For all of the weeping and wailing about the need for more taxes, Travelers United found an airport financial ecosystem flush with cash. Unlike our highway systems where potholes are not filled and bridges crumble, the airport system is state-of-the-art.
• Most of the big terminal construction projects are jointly financed by airports and airlines together.
• Most of the airports have high A-rated bonds that make borrowing money easy; and, at low interest rates.
• Airport infrastructure bank accounts are enormous, with an uncommitted balance of about $11.4 billion of unrestricted cash and investments. (Even if not one tax was collected next year, the nest-egg would support almost every planned airport construction project).
• Other federal programs that support airport construction and safety enhancements are also enjoying plenty of cash. The Airport and Airway Trust Fund has $6 billion in the bank for future airport construction spending.
• The airports just collected more than $24 billion in revenues in 2014.
• The average collection per-passenger has far exceeded the inflation rate over the past 15 years.
At the same time, the income of average Americans has been flat. If consumers’ incomes had increased by 52 percent over the past decade, like the income of airports, travelers wouldn’t be so concerned. However, as the economy has grown, incomes of the general public have been lagging.
Airports benefit the community — localities should pay their fair share. They don’t.
Another consideration is the benefit that an efficient and busy airport brings to a community. Everyone benefits from new airport construction. But, only the passengers are paying.
Though airports are financed with municipal bonds, the bonds are paid for in a large part by using passenger facility charge incomes. The April 2015 GAO study, titled “Information on Funding Sources and Planned Capital Development,” states that airports plan to spend 74 percent of their PFC revenues on debt service.
In other words, even supposed local bonds are paid for using passenger funds. That is simply not fair to the flying public. The localities that are enjoying the economic spillover from successful airports should be forking over their fair share.
Travelers United can understand why Chambers of Commerce and local tourism officials are all supporting the increase the passenger facility charges — it is free money for them to pour into local jobs. But, for passengers taking off and landing at those airports it is an unfair subsidy and an unnecessary one.

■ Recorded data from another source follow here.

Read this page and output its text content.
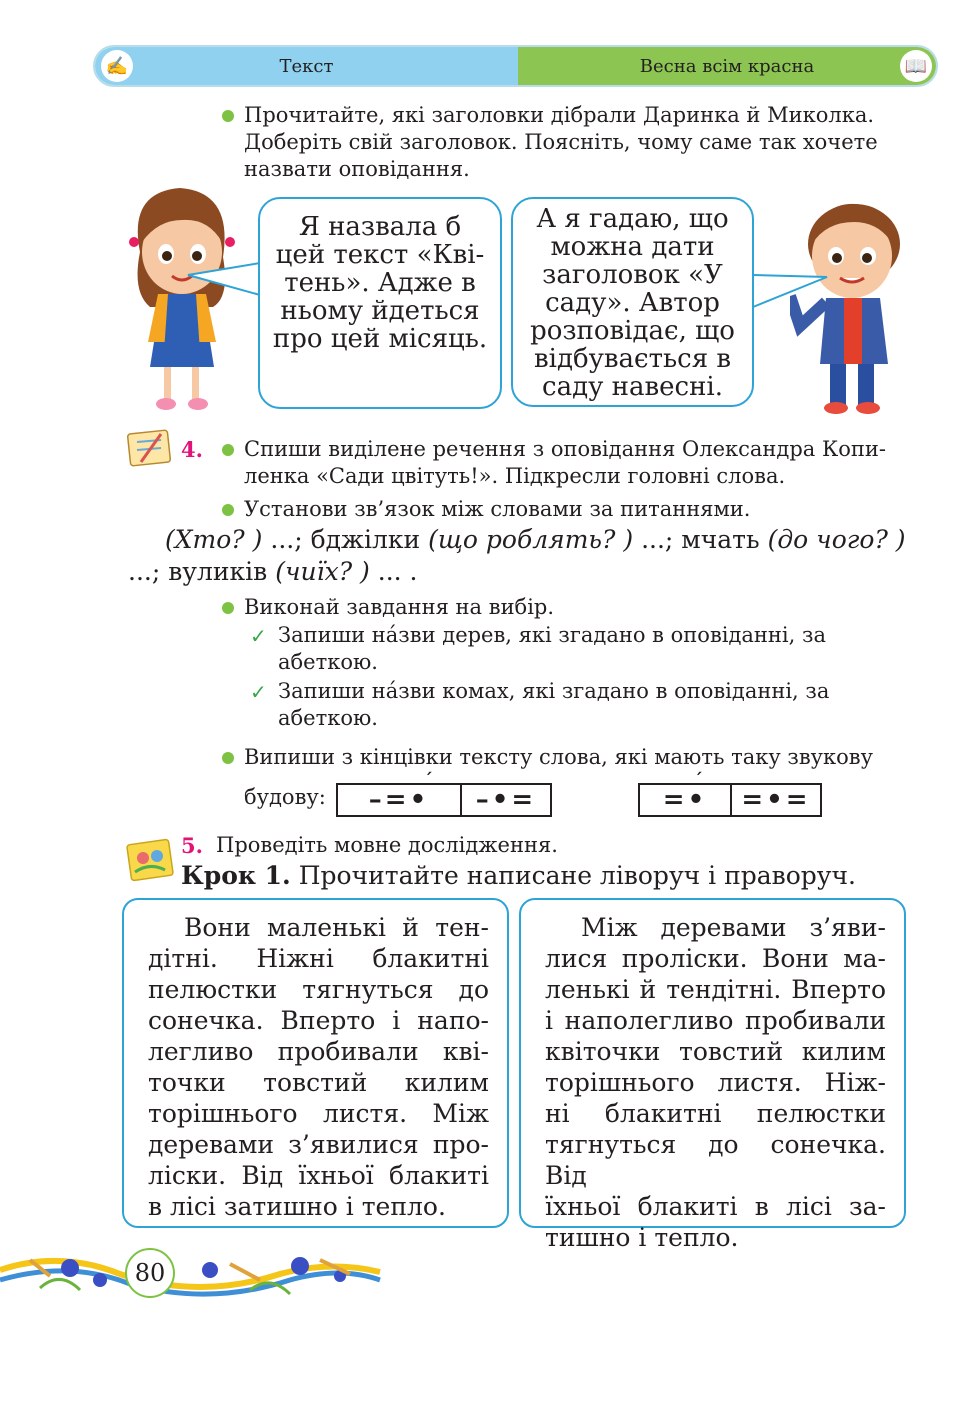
✍	Текст	Весна всім красна	📖
Прочитайте, які заголовки дібрали Даринка й Миколка.
Доберіть свій заголовок. Поясніть, чому саме так хочете
назвати оповідання.
Я назвала б
цей текст «Кві-
тень». Адже в
ньому йдеться
про цей місяць.
А я гадаю, що
можна дати
заголовок «У
саду». Автор
розповідає, що
відбувається в
саду навесні.
4. Спиши виділене речення з оповідання Олександра Копи-
ленка «Сади цвітуть!». Підкресли головні слова.
Установи зв’язок між словами за питаннями.
(Хто? ) ...; бджілки (що роблять? ) ...; мчать (до чого? )
...; вуликів (чиїх? ) ... .
Виконай завдання на вибір.
✓ Запиши на́зви дерев, які згадано в оповіданні, за
абеткою.
✓ Запиши на́зви комах, які згадано в оповіданні, за
абеткою.
Випиши з кінцівки тексту слова, які мають таку звукову
будову:	–=•	–•=
´
=•	=•=
´
5. Проведіть мовне дослідження.
Крок 1. Прочитайте написане ліворуч і праворуч.
Вони маленькі й тен-
дітні. Ніжні блакитні
пелюстки тягнуться до
сонечка. Вперто і напо-
легливо пробивали кві-
точки товстий килим
торішнього листя. Між
деревами з’явилися про-
ліски. Від їхньої блакиті
в лісі затишно і тепло.
Між деревами з’яви-
лися проліски. Вони ма-
ленькі й тендітні. Вперто
і наполегливо пробивали
квіточки товстий килим
торішнього листя. Ніж-
ні блакитні пелюстки
тягнуться до сонечка. Від
їхньої блакиті в лісі за-
тишно і тепло.
80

Travelers United firmly rejects any need for any increase in airport or other government aviation-related taxes and fees. We are already paying our fair share.
Sincerely,
Charles Leocha
Chairman, Travelers United
Charlie Leocha is the President of Travelers United. He has been working in Washington, DC, for the past 14 years with Congress, the Department of Transportation, and industry stakeholders on travel issues. He was the first consumer representative to the Advisory Committee for Aviation Consumer Protections appointed by the Secretary of Transportation from 2012 through 2018.